Got to hand it to Nokia
The imaging division is pretty innovative. However I'm sure Microsoft HR department will be able to fix that
Nokia introduced some new imaging technology which allows your Facebook chums to interact and fiddle with the depth field on your photos while you do the same to theirs. As illustrated in a couple of examples here, you’ll be able to refocus an image after it’s been taken, choosing to highlight a foreground object or the …
So, what good does it do to have more pixels in your sensor if the light isn't focused when it arrives? My understanding was that there was some fundamentally novel chicanery going on with the way the Lytro sensor worked; I'm not seeing how what Nokia is claiming could be accomplished with a single shot of a conventional sensor, regardless of resolution...
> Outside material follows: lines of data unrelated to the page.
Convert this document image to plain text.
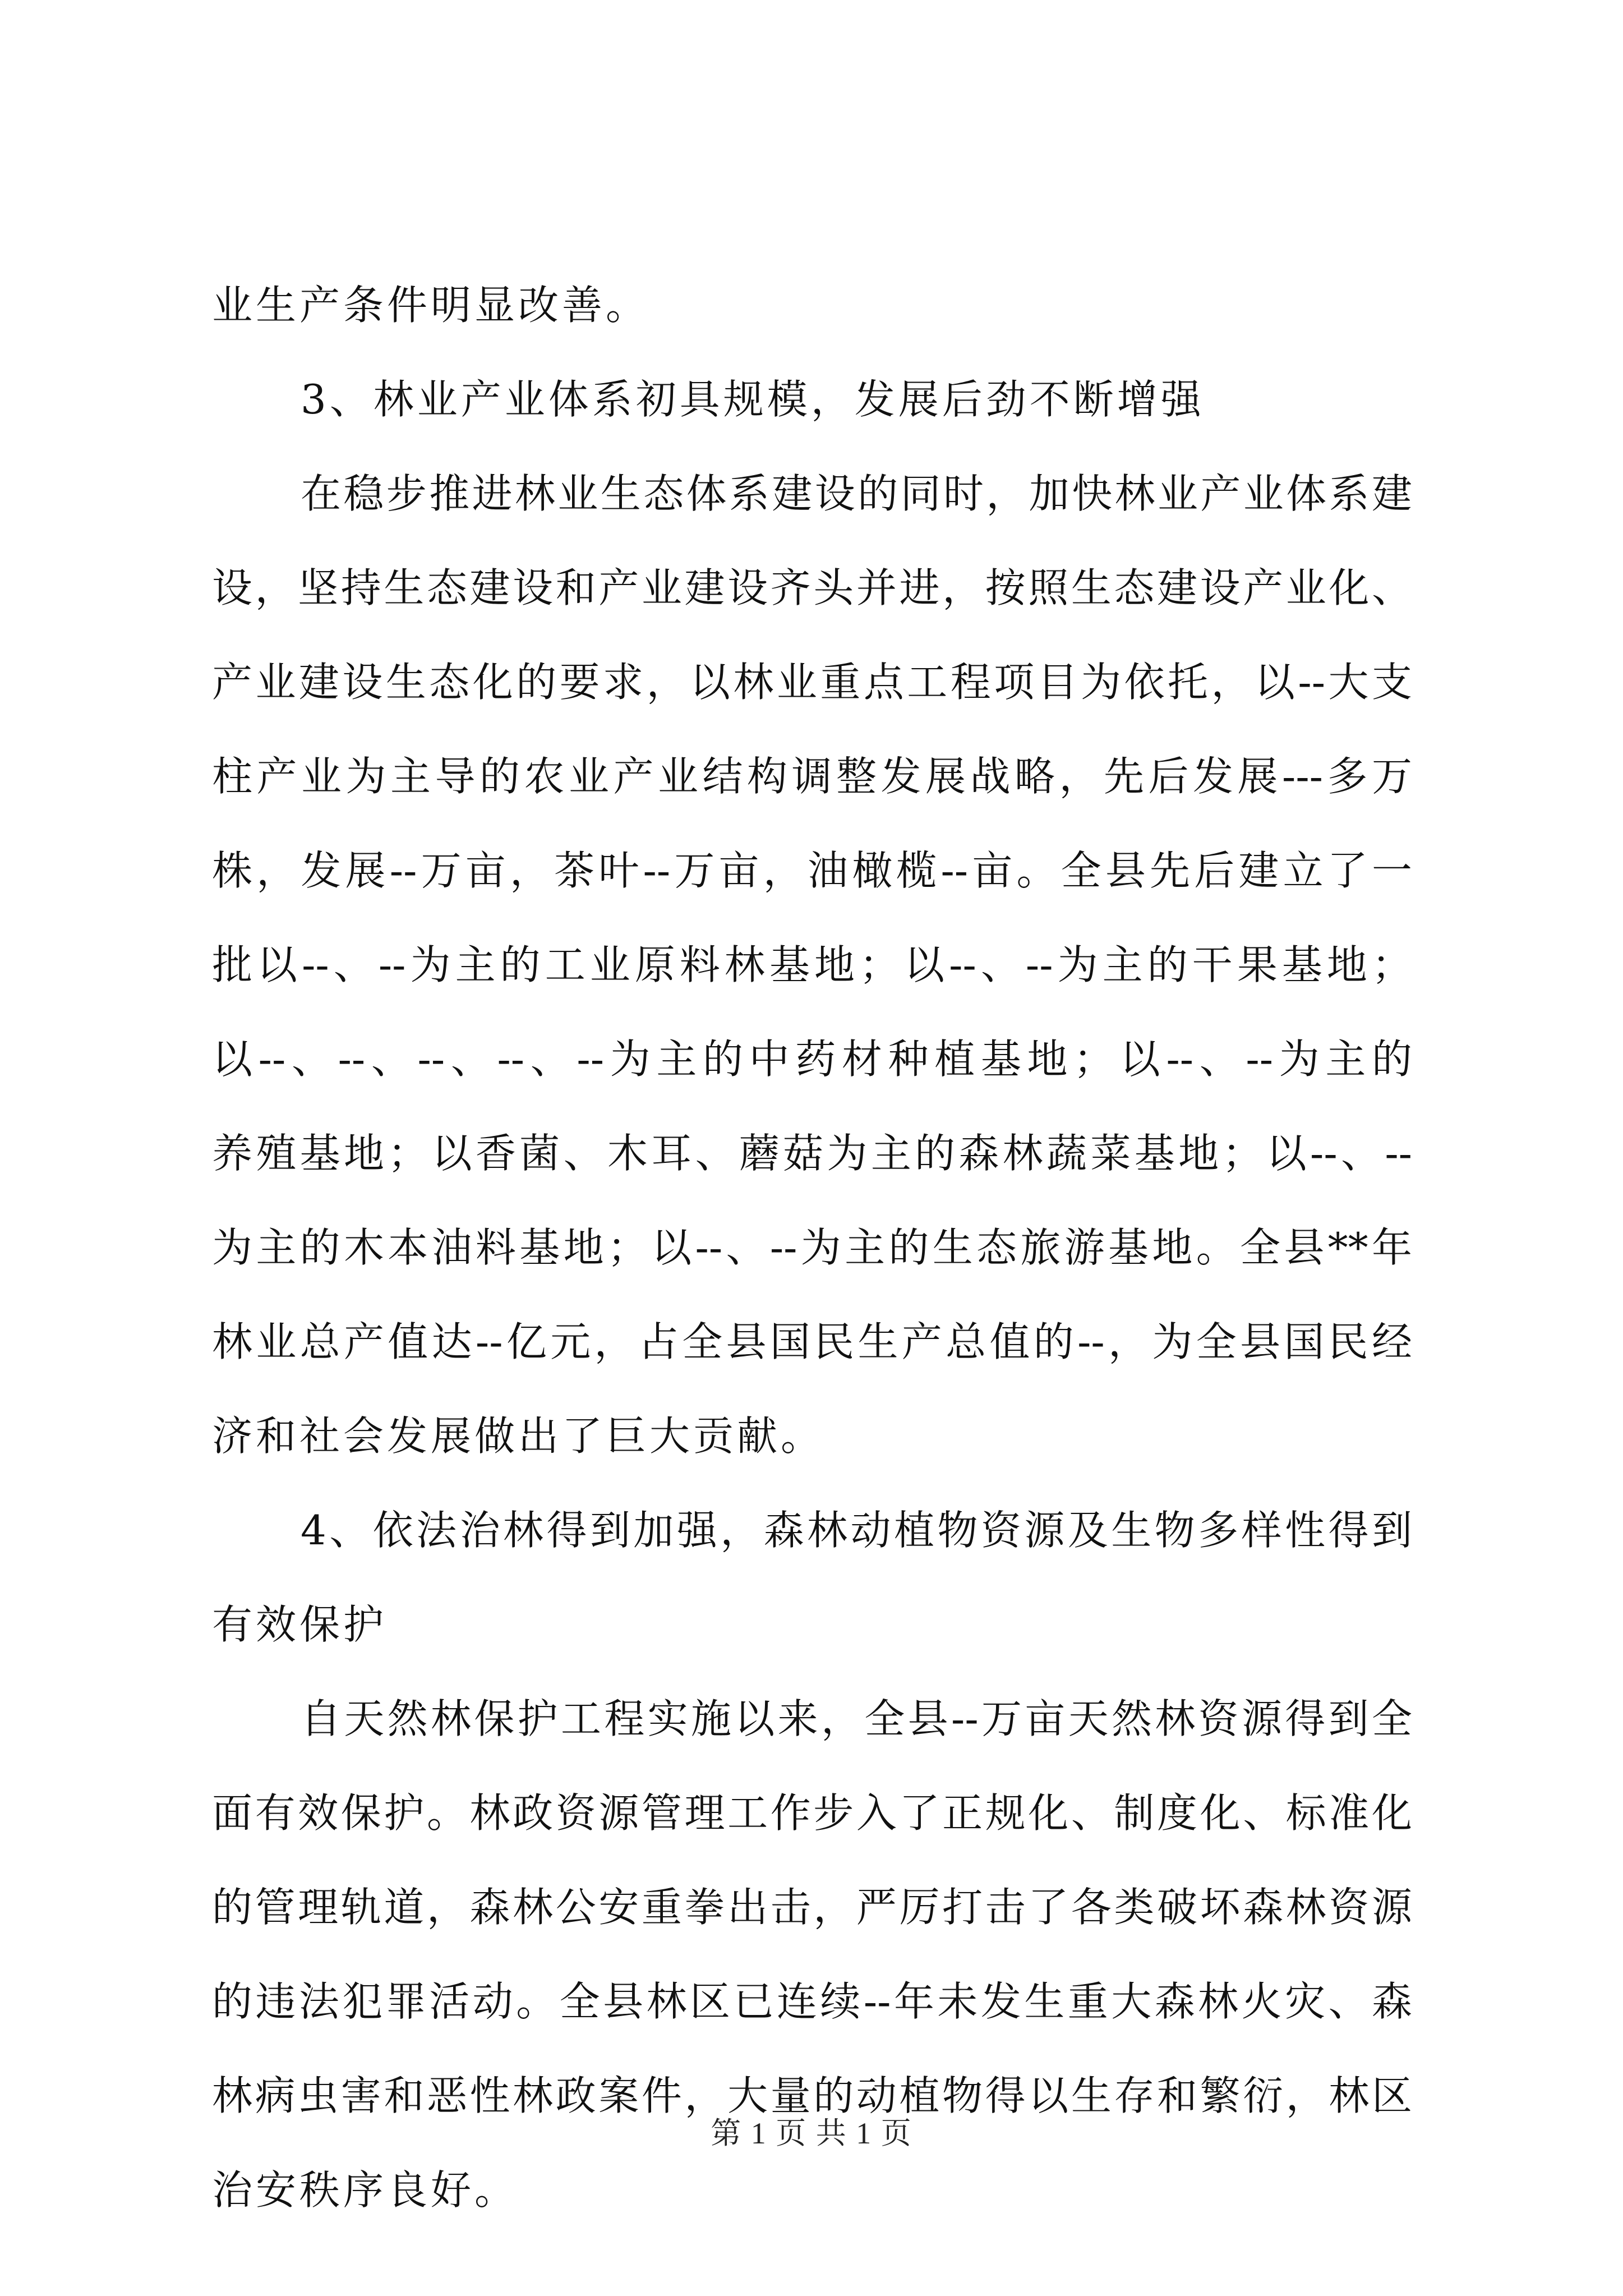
业生产条件明显改善。
3、林业产业体系初具规模，发展后劲不断增强
在稳步推进林业生态体系建设的同时，加快林业产业体系建
设，坚持生态建设和产业建设齐头并进，按照生态建设产业化、
产业建设生态化的要求，以林业重点工程项目为依托，以--大支
柱产业为主导的农业产业结构调整发展战略，先后发展---多万
株，发展--万亩，茶叶--万亩，油橄榄--亩。全县先后建立了一
批以--、--为主的工业原料林基地；以--、--为主的干果基地；
以--、--、--、--、--为主的中药材种植基地；以--、--为主的
养殖基地；以香菌、木耳、蘑菇为主的森林蔬菜基地；以--、--
为主的木本油料基地；以--、--为主的生态旅游基地。全县**年
林业总产值达--亿元，占全县国民生产总值的--，为全县国民经
济和社会发展做出了巨大贡献。
4、依法治林得到加强，森林动植物资源及生物多样性得到
有效保护
自天然林保护工程实施以来，全县--万亩天然林资源得到全
面有效保护。林政资源管理工作步入了正规化、制度化、标准化
的管理轨道，森林公安重拳出击，严厉打击了各类破坏森林资源
的违法犯罪活动。全县林区已连续--年未发生重大森林火灾、森
林病虫害和恶性林政案件，大量的动植物得以生存和繁衍，林区
治安秩序良好。
第 1 页 共 1 页
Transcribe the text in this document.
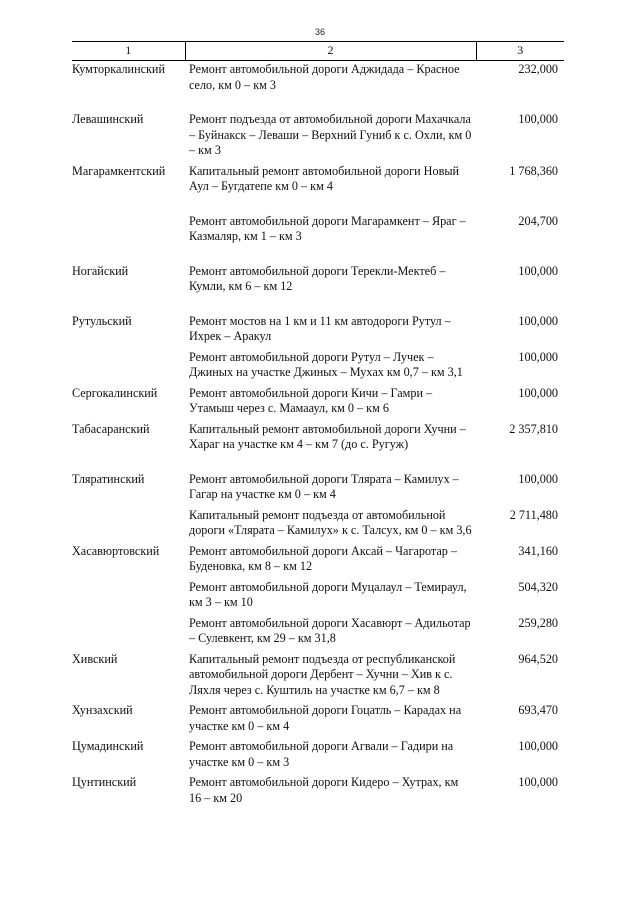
36
1	2	3
Кумторкалинский	Ремонт автомобильной дороги Аджидада – Красное село, км 0 – км 3	232,000
Левашинский	Ремонт подъезда от автомобильной дороги Махачкала – Буйнакск – Леваши – Верхний Гуниб к с. Охли, км 0 – км 3	100,000
Магарамкентский	Капитальный ремонт автомобильной дороги Новый Аул – Бугдатепе км 0 – км 4	1 768,360
	Ремонт автомобильной дороги Магарамкент – Яраг – Казмаляр, км 1 – км 3	204,700
Ногайский	Ремонт автомобильной дороги Терекли-Мектеб – Кумли, км 6 – км 12	100,000
Рутульский	Ремонт мостов на 1 км и 11 км автодороги Рутул – Ихрек – Аракул	100,000
	Ремонт автомобильной дороги Рутул – Лучек – Джиных на участке Джиных – Мухах км 0,7 – км 3,1	100,000
Сергокалинский	Ремонт автомобильной дороги Кичи – Гамри – Утамыш через с. Мамааул, км 0 – км 6	100,000
Табасаранский	Капитальный ремонт автомобильной дороги Хучни – Хараг на участке км 4 – км 7 (до с. Ругуж)	2 357,810
Тляратинский	Ремонт автомобильной дороги Тлярата – Камилух – Гагар на участке км 0 – км 4	100,000
	Капитальный ремонт подъезда от автомобильной дороги «Тлярата – Камилух» к с. Талсух, км 0 – км 3,6	2 711,480
Хасавюртовский	Ремонт автомобильной дороги Аксай – Чагаротар – Буденовка, км 8 – км 12	341,160
	Ремонт автомобильной дороги Муцалаул – Темираул, км 3 – км 10	504,320
	Ремонт автомобильной дороги Хасавюрт – Адильотар – Сулевкент, км 29 – км 31,8	259,280
Хивский	Капитальный ремонт подъезда от республиканской автомобильной дороги Дербент – Хучни – Хив к с. Ляхля через с. Куштиль на участке км 6,7 – км 8	964,520
Хунзахский	Ремонт автомобильной дороги Гоцатль – Карадах на участке км 0 – км 4	693,470
Цумадинский	Ремонт автомобильной дороги Агвали – Гадири на участке км 0 – км 3	100,000
Цунтинский	Ремонт автомобильной дороги Кидеро – Хутрах, км 16 – км 20	100,000
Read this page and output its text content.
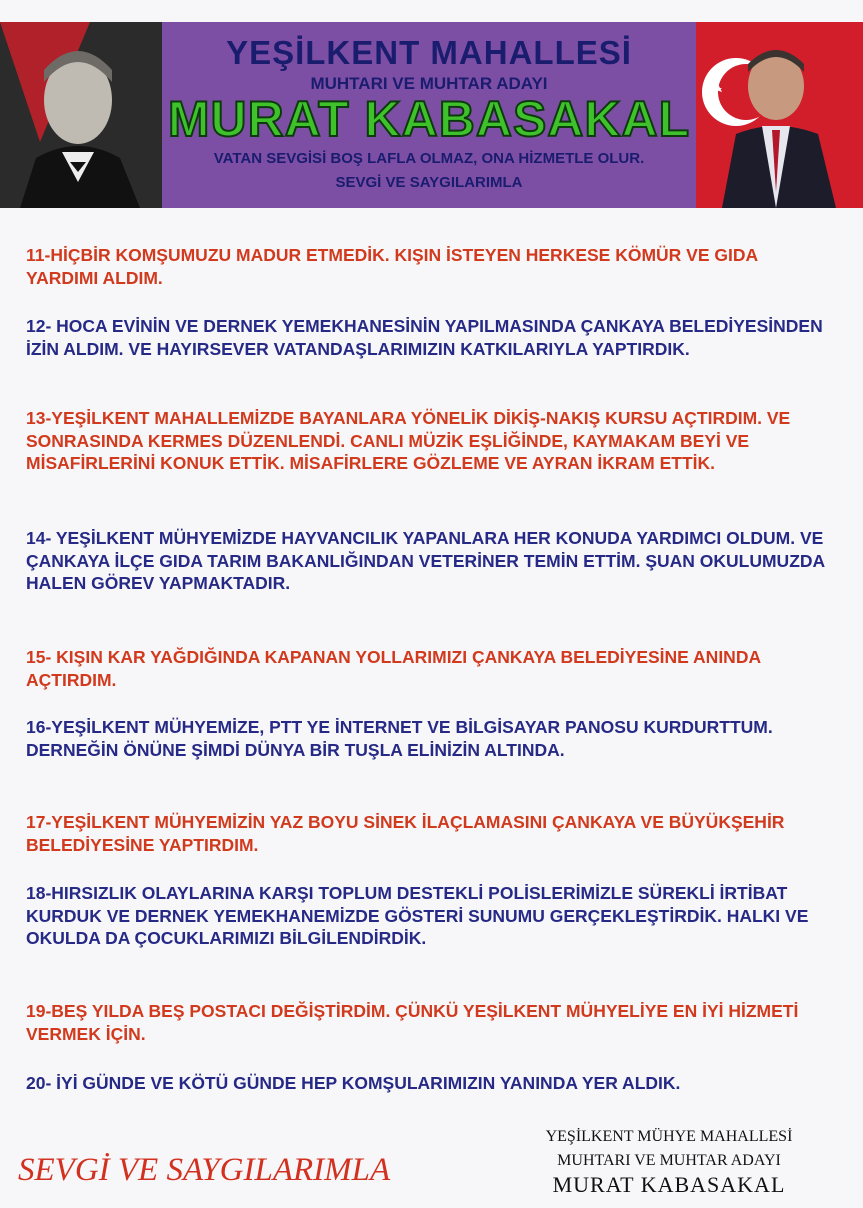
YEŞİLKENT MAHALLESİ
MUHTARI VE MUHTAR ADAYI
MURAT KABASAKAL
VATAN SEVGİSİ BOŞ LAFLA OLMAZ, ONA HİZMETLE OLUR.
SEVGİ VE SAYGILARIMLA

11-HİÇBİR KOMŞUMUZU MADUR ETMEDİK. KIŞIN İSTEYEN HERKESE KÖMÜR VE GIDA YARDIMI ALDIM.

12- HOCA EVİNİN VE DERNEK YEMEKHANESİNİN YAPILMASINDA ÇANKAYA BELEDİYESİNDEN İZİN ALDIM. VE HAYIRSEVER VATANDAŞLARIMIZIN KATKILARIYLA YAPTIRDIK.

13-YEŞİLKENT MAHALLEMİZDE BAYANLARA YÖNELİK DİKİŞ-NAKIŞ KURSU AÇTIRDIM. VE SONRASINDA KERMES DÜZENLENDİ. CANLI MÜZİK EŞLİĞİNDE, KAYMAKAM BEYİ VE MİSAFİRLERİNİ KONUK ETTİK. MİSAFİRLERE GÖZLEME VE AYRAN İKRAM ETTİK.

14- YEŞİLKENT MÜHYEMİZDE HAYVANCILIK YAPANLARA HER KONUDA YARDIMCI OLDUM. VE ÇANKAYA İLÇE GIDA TARIM BAKANLIĞINDAN VETERİNER TEMİN ETTİM. ŞUAN OKULUMUZDA HALEN GÖREV YAPMAKTADIR.

15- KIŞIN KAR YAĞDIĞINDA KAPANAN YOLLARIMIZI ÇANKAYA BELEDİYESİNE ANINDA AÇTIRDIM.

16-YEŞİLKENT MÜHYEMİZE, PTT YE İNTERNET VE BİLGİSAYAR PANOSU KURDURTTUM. DERNEĞİN ÖNÜNE ŞİMDİ DÜNYA BİR TUŞLA ELİNİZİN ALTINDA.

17-YEŞİLKENT MÜHYEMİZİN YAZ BOYU SİNEK İLAÇLAMASINI ÇANKAYA VE BÜYÜKŞEHİR BELEDİYESİNE YAPTIRDIM.

18-HIRSIZLIK OLAYLARINA KARŞI TOPLUM DESTEKLİ POLİSLERİMİZLE SÜREKLİ İRTİBAT KURDUK VE DERNEK YEMEKHANEMİZDE GÖSTERİ SUNUMU GERÇEKLEŞTİRDİK. HALKI VE OKULDA DA ÇOCUKLARIMIZI BİLGİLENDİRDİK.

19-BEŞ YILDA BEŞ POSTACI DEĞİŞTİRDİM. ÇÜNKÜ YEŞİLKENT MÜHYELİYE EN İYİ HİZMETİ VERMEK İÇİN.

20- İYİ GÜNDE VE KÖTÜ GÜNDE HEP KOMŞULARIMIZIN YANINDA YER ALDIK.

SEVGİ VE SAYGILARIMLA
YEŞİLKENT MÜHYE MAHALLESİ
MUHTARI VE MUHTAR ADAYI
MURAT KABASAKAL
So, turns out it's a cheat - according to another bit I read, it fires off eight or ten shots, presumably at different focus settings. I'm guessing it then builds an in-focus / out-of-focus map for each shot (or maybe squashes it into a rough depth map) and crossfades between them depending on where you click.
Marketing gimmick.
Obviously they're doing a little work to match up the images, but that's pretty simple stuff. I'd guess that the higher pixel resolution may give them a leg up in determining high frequency content of a given area of the image (which is how you tell if it's in-focus - if there's a lot of high frequency content, it must be in focus; if not, it probably (but not definitely) isn't).
It's a nifty thing in and of itself, but to act like they have something special going on because of it is disingenuous at best.